In my view, the ideal way to end psychotherapy is not the other pole of the continuum either, where the decision is entirely the patient's.  This was the case with my patient who recently decided to end treatment after making much progress over the past couple of years.  Yet, in my opinion she had a long way to go.  Obviously, it is the patient's choice to spend time and money on therapy; I can't keep anyone in therapy if they choose otherwise.  And sometimes a patient's unilateral choice to stop reflects progress: a newfound ability to assert oneself, or to make definitive life decisions.  Nonetheless, it isn't an ideal outcome because it isn't collaborative.
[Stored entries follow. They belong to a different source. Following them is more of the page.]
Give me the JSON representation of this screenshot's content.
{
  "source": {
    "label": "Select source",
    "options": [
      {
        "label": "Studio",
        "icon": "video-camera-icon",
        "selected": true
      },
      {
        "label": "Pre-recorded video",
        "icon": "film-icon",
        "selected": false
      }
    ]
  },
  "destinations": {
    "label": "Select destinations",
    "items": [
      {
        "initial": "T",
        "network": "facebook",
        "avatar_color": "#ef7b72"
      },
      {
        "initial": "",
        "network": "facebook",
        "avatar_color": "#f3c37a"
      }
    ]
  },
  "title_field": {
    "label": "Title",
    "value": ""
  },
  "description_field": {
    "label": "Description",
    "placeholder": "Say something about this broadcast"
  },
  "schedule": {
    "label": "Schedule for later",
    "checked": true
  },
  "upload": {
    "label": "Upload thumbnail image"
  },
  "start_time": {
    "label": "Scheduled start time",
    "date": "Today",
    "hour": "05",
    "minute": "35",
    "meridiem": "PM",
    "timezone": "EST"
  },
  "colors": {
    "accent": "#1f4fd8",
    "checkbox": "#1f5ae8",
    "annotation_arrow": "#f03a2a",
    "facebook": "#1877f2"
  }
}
Psychodynamic therapy relies, first and foremost, on a "working alliance" between patient and therapist.  If the patient feels he or she must make a unilateral decision to end therapy, this alliance has been damaged somehow, or was never strong in the first place.  In a therapy with relatively little protocol or explicit direction, and where transference is promoted as a therapeutic tool, the one bedrock that both parties can rely upon is their mutual aim to help the patient.  Ideally, then, a time comes when the patient feels ready to stop, and the therapist feels likewise.  This is the midpoint on the continuum of therapy endings, where it is neither the therapist's abandonment of the patient, nor the patient's defiant separation from the therapist.  It is a shared understanding that the work is ending, the culmination of a shared exploration in therapy.
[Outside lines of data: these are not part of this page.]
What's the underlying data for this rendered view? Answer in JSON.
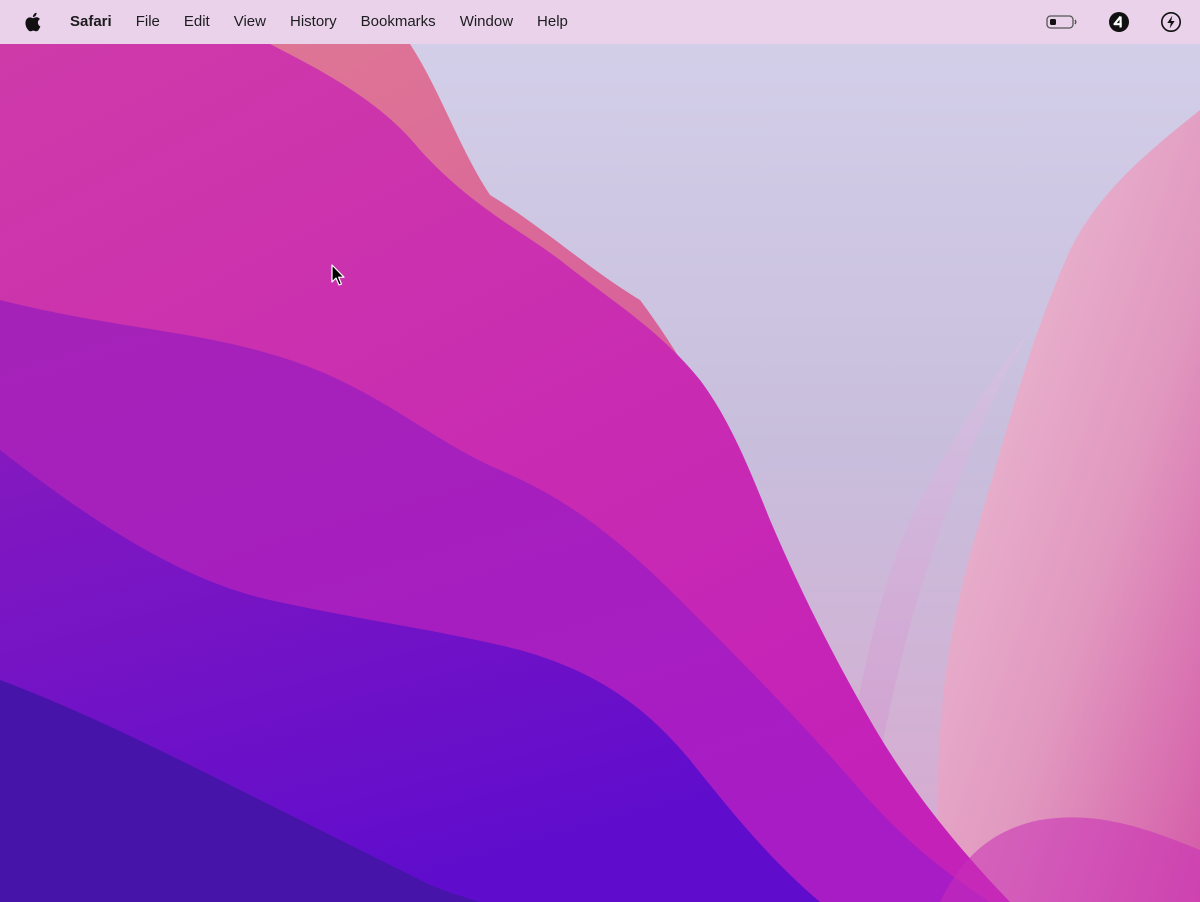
{
  "menubar": {
    "apple_icon": "apple-logo-icon",
    "app_name": "Safari",
    "items": [
      "File",
      "Edit",
      "View",
      "History",
      "Bookmarks",
      "Window",
      "Help"
    ],
    "status_icons": [
      "battery-low-icon",
      "circled-4-icon",
      "lightning-bolt-icon"
    ]
  },
  "wallpaper": {
    "colors": {
      "sky": "#c9c6e0",
      "peak_pink": "#d86f9a",
      "magenta": "#c432ad",
      "purple": "#9b1fc4",
      "violet": "#5a12c9",
      "deep_indigo": "#3b13a5",
      "right_pink": "#e3a3c6"
    }
  },
  "cursor": {
    "icon": "pointer-cursor-icon"
  }
}
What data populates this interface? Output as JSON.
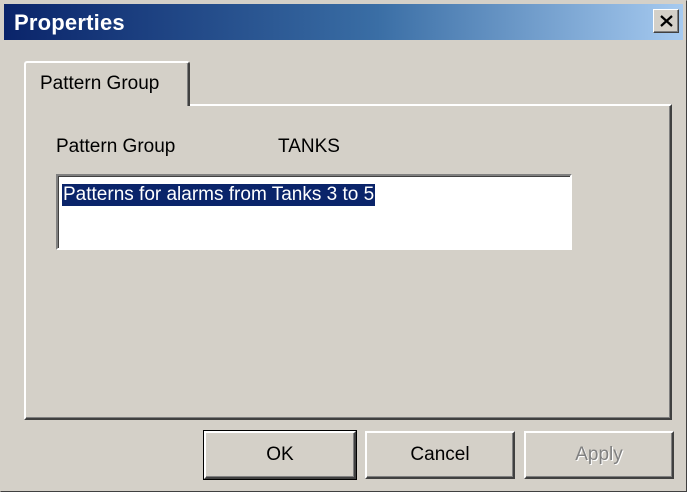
{
  "window": {
    "title": "Properties",
    "close_icon": "close-x-icon"
  },
  "tabs": [
    {
      "label": "Pattern Group",
      "selected": true
    }
  ],
  "panel": {
    "field_label": "Pattern Group",
    "field_value": "TANKS",
    "description": "Patterns for alarms from Tanks 3 to 5"
  },
  "buttons": {
    "ok": "OK",
    "cancel": "Cancel",
    "apply": "Apply"
  },
  "colors": {
    "title_gradient_start": "#0a246a",
    "title_gradient_end": "#a6caf0",
    "face": "#d4d0c8",
    "selection": "#0a246a"
  }
}
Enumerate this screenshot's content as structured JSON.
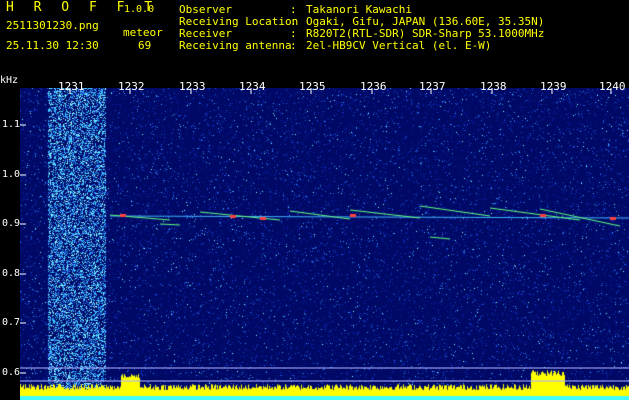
{
  "app": {
    "title": "H R O F F T",
    "version": "1.0.0"
  },
  "file": {
    "name": "2511301230.png",
    "datetime": "25.11.30 12:30"
  },
  "meteor": {
    "label": "meteor",
    "count": "69"
  },
  "info": {
    "observer": {
      "key": "Observer",
      "value": "Takanori Kawachi"
    },
    "location": {
      "key": "Receiving Location",
      "value": "Ogaki, Gifu, JAPAN (136.60E, 35.35N)"
    },
    "receiver": {
      "key": "Receiver",
      "value": "R820T2(RTL-SDR) SDR-Sharp 53.1000MHz"
    },
    "antenna": {
      "key": "Receiving antenna",
      "value": "2el-HB9CV Vertical (el. E-W)"
    },
    "colon": ":"
  },
  "axis": {
    "y_unit": "kHz",
    "y_ticks": [
      "1.1",
      "1.0",
      "0.9",
      "0.8",
      "0.7",
      "0.6"
    ],
    "x_ticks": [
      "1231",
      "1232",
      "1233",
      "1234",
      "1235",
      "1236",
      "1237",
      "1238",
      "1239",
      "1240"
    ]
  },
  "colors": {
    "header_text": "#ffff00",
    "info_text": "#ffffff",
    "background": "#000000",
    "spectrum_bg": "#000a66",
    "meteor_trace": "#ff4040",
    "level_bar": "#ffff00"
  }
}
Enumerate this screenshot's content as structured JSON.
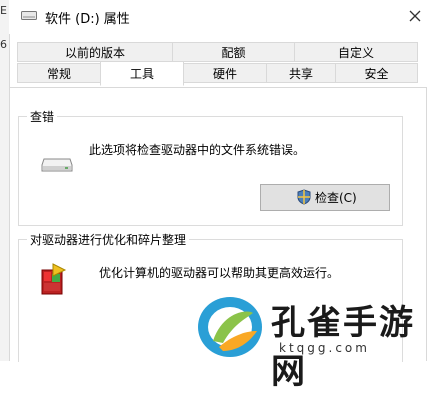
{
  "left_strip": {
    "chars": [
      "E",
      "6"
    ]
  },
  "window": {
    "title": "软件 (D:) 属性",
    "close_icon": "close-icon"
  },
  "tabs": {
    "row1": [
      {
        "label": "以前的版本"
      },
      {
        "label": "配额"
      },
      {
        "label": "自定义"
      }
    ],
    "row2": [
      {
        "label": "常规"
      },
      {
        "label": "工具",
        "active": true
      },
      {
        "label": "硬件"
      },
      {
        "label": "共享"
      },
      {
        "label": "安全"
      }
    ]
  },
  "check": {
    "group_label": "查错",
    "description": "此选项将检查驱动器中的文件系统错误。",
    "button_label": "检查(C)",
    "icon": "drive-icon",
    "button_icon": "shield-icon"
  },
  "optimize": {
    "group_label": "对驱动器进行优化和碎片整理",
    "description": "优化计算机的驱动器可以帮助其更高效运行。",
    "icon": "defrag-icon"
  },
  "watermark": {
    "text": "孔雀手游网",
    "url": "ktqgg.com"
  }
}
Yes, this does happen in real life, although not as often as anyone would hope.  Yet even when it's the patient who chooses to end therapy, and the two parties "agree to disagree," it is still very beneficial to plan ahead and allow for a termination phase — the length being roughly proportional to the length of the therapy, from a couple of sessions to several weeks — to discuss the ending.  Unexpected feelings can arise when time is short.  By exploring these feelings, therapy can be therapeutic until the very end.